GLOBAL 2000: Klimaschutz-Maßnahmenpaket ist Tiefpunkt
Die österreichische Umweltschutzorganisation GLOBAL 2000 sieht das vorliegende Ergebnis der Verhandlungen nach dem Klimaschutzgesetz als einen neuerlichen Tiefpunkt der vergangenen Klimaschutzpolitik. Das Klimaschutzgesetz sieht vor, dass Verhandlungen über zusätzliche Maßnahmen zu führen sind, wenn die Erreichung der Klimaziele in Gefahr ist. Das ist derzeit der Fall. Die vorliegenden Maßnahmen bringen aber kaum Einsparungen. Zum Großteil fehlen die gesetzlich vorgeschriebenen Bewertungen völlig. Somit bleibt unklar, was das Maßnahmenpaket an Einsparungen überhaupt bringt. Damit widerspricht das Maßnahmenpaket den gesetzlichen Anforderungen des Klimaschutzgesetzes.
WWF: Bundesländer und Finanzminister bremsen
Österreichs Treibhausgas-Emissionen lagen zuletzt um mehrere Millionen Tonnen über den erlaubten Höchstwerten des Klimaschutzgesetzes, das in diesem Fall zwingend rasche Verhandlungen zur Senkung der CO2-Emissionen vorsieht. Die dafür am Mittwoch als Ergebnis vorgelegte „Maßnahmentabelle des Bundes und der Länder für die Jahre 2019 und 2020“ ist jedoch völlig unzureichend und wird der Klimakrise in keinster Weise gerecht. Das zeigt eine erste Analyse des WWF Österreich. „Dieses Verhandlungsergebnis ist ein Desaster. Österreichs miserable CO2-Bilanz muss umfassend saniert werden, aber zentrale Mitspieler wie die Bundesländer und das Finanzministerium kommen ihrer Verantwortung nicht nach. Statt wirksamer Maßnahmen kommen von ihnen nur mutlose Trippelschritte, mit denen die Klimaziele verfehlt werden“, sagt Karl Schellmann, Klimasprecher des WWF Österreich. Die Umweltschutzorganisation fordert daher neben Sofortmaßnahmen eine deutliche Verschärfung des zahnlosen Klimaschutzgesetzes. Das Scheitern zeigt sich laut WWF insbesondere daran, dass der Bund und die Länder bei den meisten Maßnahmen nicht einmal eine ungefähre Wirkung angeben können.

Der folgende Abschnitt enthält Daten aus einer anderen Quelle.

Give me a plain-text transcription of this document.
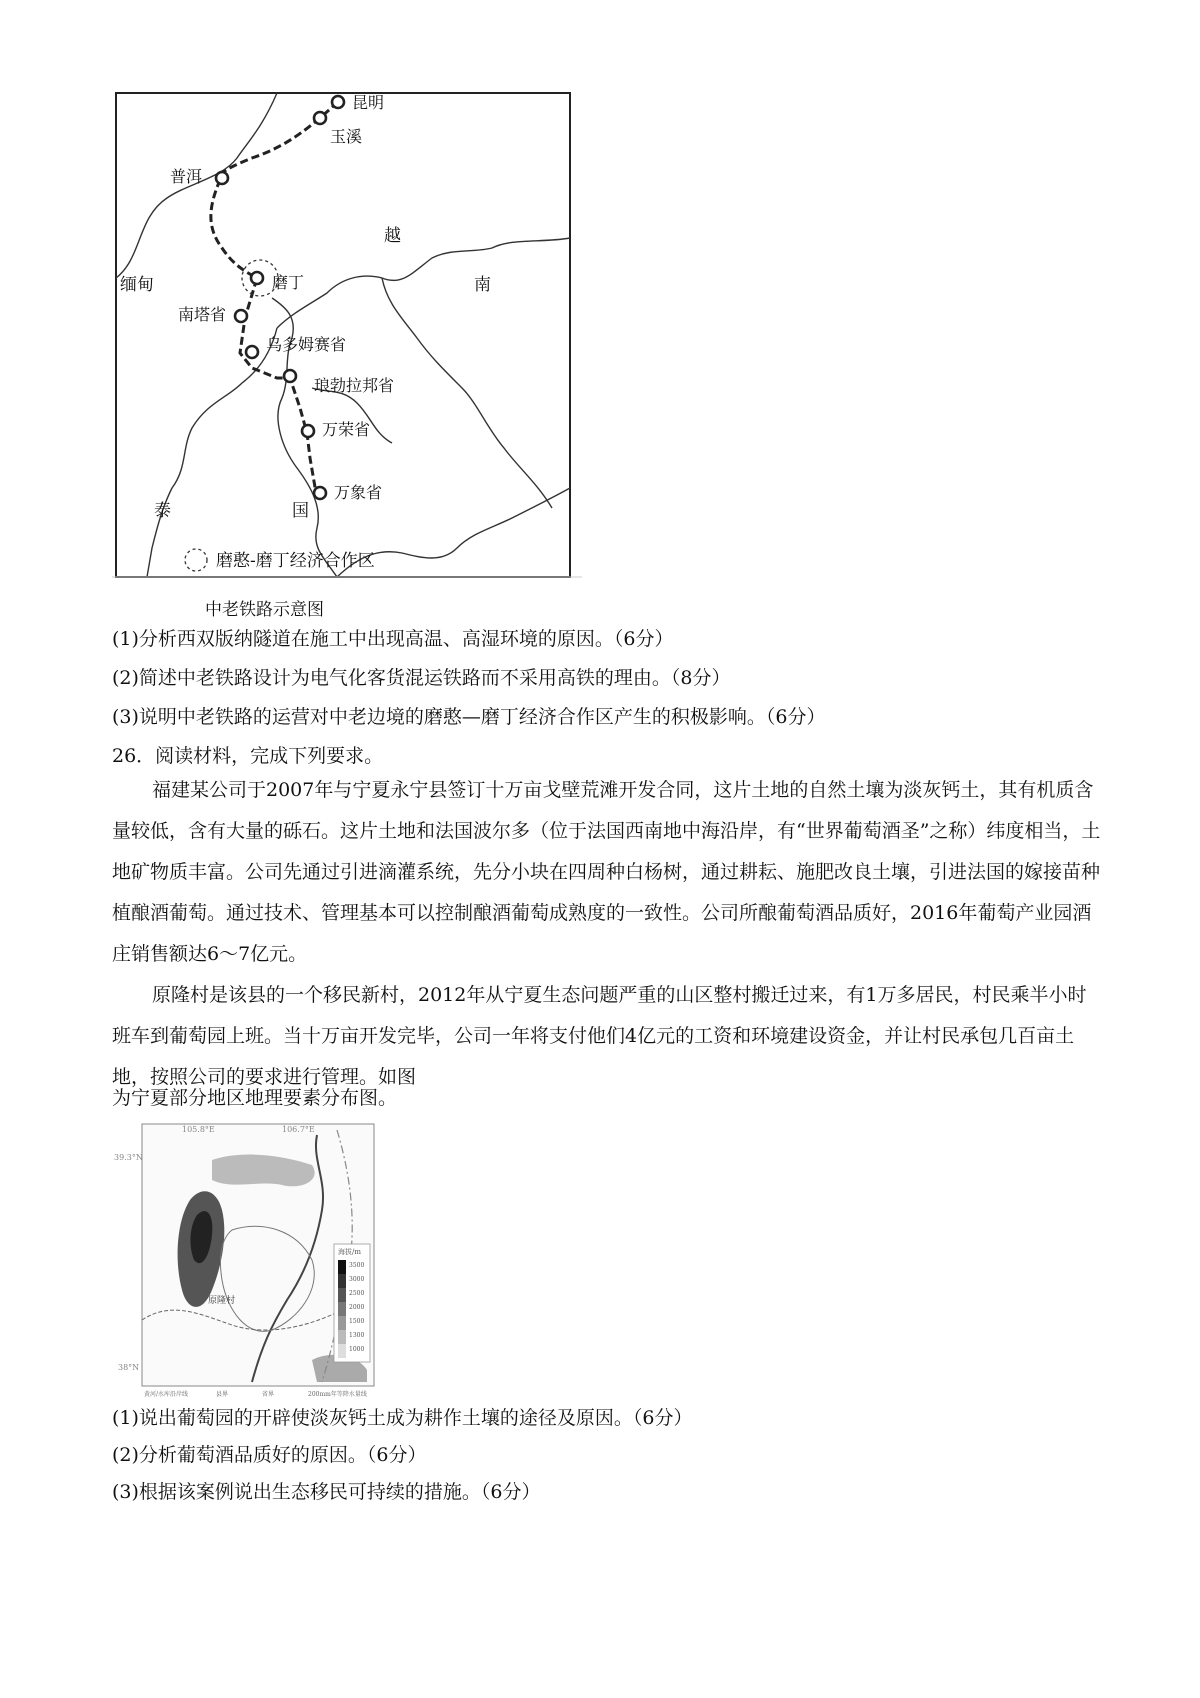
昆明
玉溪
普洱
磨丁
南塔省
乌多姆赛省
琅勃拉邦省
万荣省
万象省
越
南
缅甸
泰	国
磨憨-磨丁经济合作区
中老铁路示意图
(1)分析西双版纳隧道在施工中出现高温、高湿环境的原因。（6分）
(2)简述中老铁路设计为电气化客货混运铁路而不采用高铁的理由。（8分）
(3)说明中老铁路的运营对中老边境的磨憨—磨丁经济合作区产生的积极影响。（6分）
26．阅读材料，完成下列要求。
福建某公司于2007年与宁夏永宁县签订十万亩戈壁荒滩开发合同，这片土地的自然土壤为淡灰钙土，其有机质含量较低，含有大量的砾石。这片土地和法国波尔多（位于法国西南地中海沿岸，有“世界葡萄酒圣”之称）纬度相当，土地矿物质丰富。公司先通过引进滴灌系统，先分小块在四周种白杨树，通过耕耘、施肥改良土壤，引进法国的嫁接苗种植酿酒葡萄。通过技术、管理基本可以控制酿酒葡萄成熟度的一致性。公司所酿葡萄酒品质好，2016年葡萄产业园酒庄销售额达6～7亿元。
原隆村是该县的一个移民新村，2012年从宁夏生态问题严重的山区整村搬迁过来，有1万多居民，村民乘半小时班车到葡萄园上班。当十万亩开发完毕，公司一年将支付他们4亿元的工资和环境建设资金，并让村民承包几百亩土地，按照公司的要求进行管理。如图
为宁夏部分地区地理要素分布图。
105.8°E	106.7°E
39.3°N
38°N
原隆村
海拔/m
3500
3000
2500
2000
1500
1300
1000
黄河/水库沿岸线	县界	省界	200mm年等降水量线
(1)说出葡萄园的开辟使淡灰钙土成为耕作土壤的途径及原因。（6分）
(2)分析葡萄酒品质好的原因。（6分）
(3)根据该案例说出生态移民可持续的措施。（6分）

Greenpeace: Maßnahmen vollkommen unzureichend
Greenpeace kritisiert die mangelhaften Ergebnisse scharf. Bereits letzten Herbst reichte die Umweltorganisation eine Beschwerde bei den laut Klimaschutz-Gesetz zuständigen Bundesministerien ein, da die Veranlassung der Sofortmaßnahmen monatelang verschleppt wurde. Die neuen Pläne zeigen jetzt, dass die in den letzten Jahren gesetzten Sofortmaßnahmen schwammig und mangelhaft sind. Das bestätigt nicht nur die völlige Ignoranz gegenüber dem Klimaschutz unter den letzten Regierungen, sondern auch die Unfähigkeit des Klimaschutzes-Gesetzes, bei Kursabweichungen die Regierung zu schnellen und umfassenden Klimaschutzmaßnahmen zu verpflichten.